Décisions de la Cour d'appel fédérale

Informations sur la décision

Contenu de la décision

Date : 20230308


Dossier : A-124-22

Référence : 2023 CAF 49

[TRADUCTION FRANÇAISE]

CORAM :

LE JUGE LASKIN

LA JUGE MACTAVISH

LA JUGE MONAGHAN

 

 

ENTRE :

LE PROCUREUR GÉNÉRAL DU CANADA

demandeur

et

LAURA JOHNSON

défenderesse

Audience tenue à Ottawa (Ontario), le 7 mars 2023.

Jugement rendu à Ottawa (Ontario), le 8 mars 2023.

MOTIFS DU JUGEMENT :

LA JUGE MONAGHAN

Y ONT SOUSCRIT :

LE JUGE LASKIN

LA JUGE MACTAVISH

 


Date : 20230308


Dossier : A-124-22

Référence : 2023 CAF 49

CORAM :

LE JUGE LASKIN

LA JUGE MACTAVISH

LA JUGE MONAGHAN

 

 

ENTRE :

LE PROCUREUR GÉNÉRAL DU CANADA

demandeur

et

LAURA JOHNSON

défenderesse

MOTIFS DU JUGEMENT

LA JUGE MONAGHAN

[1] Laura Johnson a présenté une demande de prestations parentales au titre de la Loi sur l’assurance-emploi, L.C. 1996, ch. 23, le 4 mars 2021. Dans sa demande, elle a choisi de recevoir les prestations parentales prolongées, et a reçu le premier versement en juillet 2021 après avoir reçu des prestations de maternité pendant 15 semaines.

[2] La Loi sur l’assurance-emploi dispose que le prestataire de prestations parentales « choisit » le nombre maximal de semaines de prestations, soit 35 semaines pour les prestations parentales standards et 61 semaines pour les prestations parentales prolongées, et que le choix est irrévocable dès que des prestations sont versées : par. 23(1.1) et (1.2).

[3] En octobre 2021, Mme Johnson a appris de son comptable que son choix la pénalisait financièrement. Elle a alors communiqué avec la Commission de l’assurance-emploi du Canada (la Commission) et lui a demandé de modifier son choix pour obtenir des prestations parentales standards. La Commission a rejeté cette demande et a informé Mme Johnson que le choix à l’égard du type de prestations est irrévocable lorsque des prestations sont versées. Mme Johnson a demandé un réexamen de cette décision, mais la Commission n’a pas modifié sa décision.

[4] Mme Johnson a interjeté appel avec succès de cette décision à la division générale du Tribunal de la sécurité sociale. La division générale a décrit la question en litige comme étant celle de savoir quel type de prestations parentales souhaitait recevoir Mme Johnson au moment d’exercer son choix dans sa demande. De l’avis de la division générale, bien que le choix que Mme Johnson a exercé dans sa demande importe, ce n’était pas le seul élément à examiner. Mme Johnson a affirmé avoir parlé avec un employé de la Commission qui lui a dit que, si elle souhaitait recevoir des prestations pendant 54 semaines, elle devait choisir les prestations prolongées. Mme Johnson a mentionné que la demande portait à confusion et qu’elle ne comprenait pas que les prestations parentales n’incluent pas les prestations de maternité.

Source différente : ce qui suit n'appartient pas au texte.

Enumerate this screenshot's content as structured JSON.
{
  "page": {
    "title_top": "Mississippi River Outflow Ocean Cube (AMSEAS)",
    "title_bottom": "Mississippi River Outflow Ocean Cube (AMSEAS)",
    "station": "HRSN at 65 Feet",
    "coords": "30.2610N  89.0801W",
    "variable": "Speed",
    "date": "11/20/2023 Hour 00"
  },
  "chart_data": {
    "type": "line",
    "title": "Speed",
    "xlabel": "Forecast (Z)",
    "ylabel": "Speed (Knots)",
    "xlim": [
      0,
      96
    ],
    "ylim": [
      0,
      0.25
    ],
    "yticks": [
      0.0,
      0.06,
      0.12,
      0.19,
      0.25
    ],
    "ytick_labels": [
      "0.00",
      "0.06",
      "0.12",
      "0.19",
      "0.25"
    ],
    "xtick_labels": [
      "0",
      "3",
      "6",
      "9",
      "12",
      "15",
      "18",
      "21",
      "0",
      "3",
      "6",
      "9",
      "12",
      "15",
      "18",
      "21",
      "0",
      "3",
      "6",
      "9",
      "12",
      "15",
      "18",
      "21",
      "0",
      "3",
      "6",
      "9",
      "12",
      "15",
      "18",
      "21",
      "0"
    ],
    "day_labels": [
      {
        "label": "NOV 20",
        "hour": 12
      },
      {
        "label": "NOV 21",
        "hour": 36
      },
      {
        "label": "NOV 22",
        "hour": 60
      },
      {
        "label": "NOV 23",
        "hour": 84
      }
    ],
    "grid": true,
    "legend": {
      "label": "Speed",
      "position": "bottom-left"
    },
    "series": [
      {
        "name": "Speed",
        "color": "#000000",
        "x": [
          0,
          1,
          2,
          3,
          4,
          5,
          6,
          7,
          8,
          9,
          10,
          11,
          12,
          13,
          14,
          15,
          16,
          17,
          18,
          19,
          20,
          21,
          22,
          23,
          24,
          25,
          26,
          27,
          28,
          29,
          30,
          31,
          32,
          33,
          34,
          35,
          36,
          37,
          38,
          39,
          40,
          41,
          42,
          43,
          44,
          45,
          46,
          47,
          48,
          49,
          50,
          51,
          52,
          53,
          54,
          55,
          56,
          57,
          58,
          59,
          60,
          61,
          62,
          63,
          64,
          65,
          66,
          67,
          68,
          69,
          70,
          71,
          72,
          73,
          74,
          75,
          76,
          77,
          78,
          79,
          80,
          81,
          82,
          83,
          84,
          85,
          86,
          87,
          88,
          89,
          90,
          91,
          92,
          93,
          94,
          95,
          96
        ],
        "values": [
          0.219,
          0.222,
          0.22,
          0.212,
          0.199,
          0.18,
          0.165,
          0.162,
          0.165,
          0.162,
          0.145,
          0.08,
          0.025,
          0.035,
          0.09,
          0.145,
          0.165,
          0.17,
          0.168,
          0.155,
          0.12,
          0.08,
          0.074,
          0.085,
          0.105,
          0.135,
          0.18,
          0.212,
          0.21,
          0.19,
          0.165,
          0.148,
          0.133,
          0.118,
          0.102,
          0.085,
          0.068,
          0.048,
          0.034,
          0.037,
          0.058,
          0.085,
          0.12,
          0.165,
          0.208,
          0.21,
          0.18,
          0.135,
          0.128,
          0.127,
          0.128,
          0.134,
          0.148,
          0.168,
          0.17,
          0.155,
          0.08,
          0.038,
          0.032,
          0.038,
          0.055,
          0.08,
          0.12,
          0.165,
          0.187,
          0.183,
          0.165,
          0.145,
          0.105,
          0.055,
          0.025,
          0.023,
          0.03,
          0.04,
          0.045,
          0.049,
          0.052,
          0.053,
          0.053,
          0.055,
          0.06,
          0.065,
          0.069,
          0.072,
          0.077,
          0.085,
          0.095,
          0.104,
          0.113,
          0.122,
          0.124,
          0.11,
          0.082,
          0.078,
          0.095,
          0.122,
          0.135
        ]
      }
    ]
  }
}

[5] La division générale a conclu que Mme Johnson voulait choisir les prestations parentales standards parce qu’elle avait toujours eu l’intention de prendre un congé d’un an, et que l’ajout de 35 semaines de prestations parentales standards à ses prestations de maternité était conforme à ce plan. Parce que, de l’avis de la division générale, c’est ce qu’elle voulait faire, Mme Johnson a choisi les prestations parentales standards. Selon la division générale, il n’était pas pertinent que Mme Johnson choisisse 54 et non 52 semaines, et qu’elle n’ait pas communiqué avec la Commission avant octobre, au moment où son comptable l’a informée que les prestations parentales prolongées la pénalisaient financièrement.

[6] La Commission a porté cette décision en appel devant la division d’appel du Tribunal, faisant valoir que la division générale avait fondé sa décision sur des conclusions de fait erronées et qu’elle avait commis une erreur en ne tenant pas compte de la décision Karval c. Canada (Procureur général), 2021 CF 395 [Karval], une décision invoquée par la Commission devant la division générale à l’appui de sa position. La Commission a également affirmé que la division générale avait agi contrairement aux dispositions de la Loi sur l’assurance-emploi en modifiant effectivement le choix de Mme Johnson après le début du versement de ses prestations.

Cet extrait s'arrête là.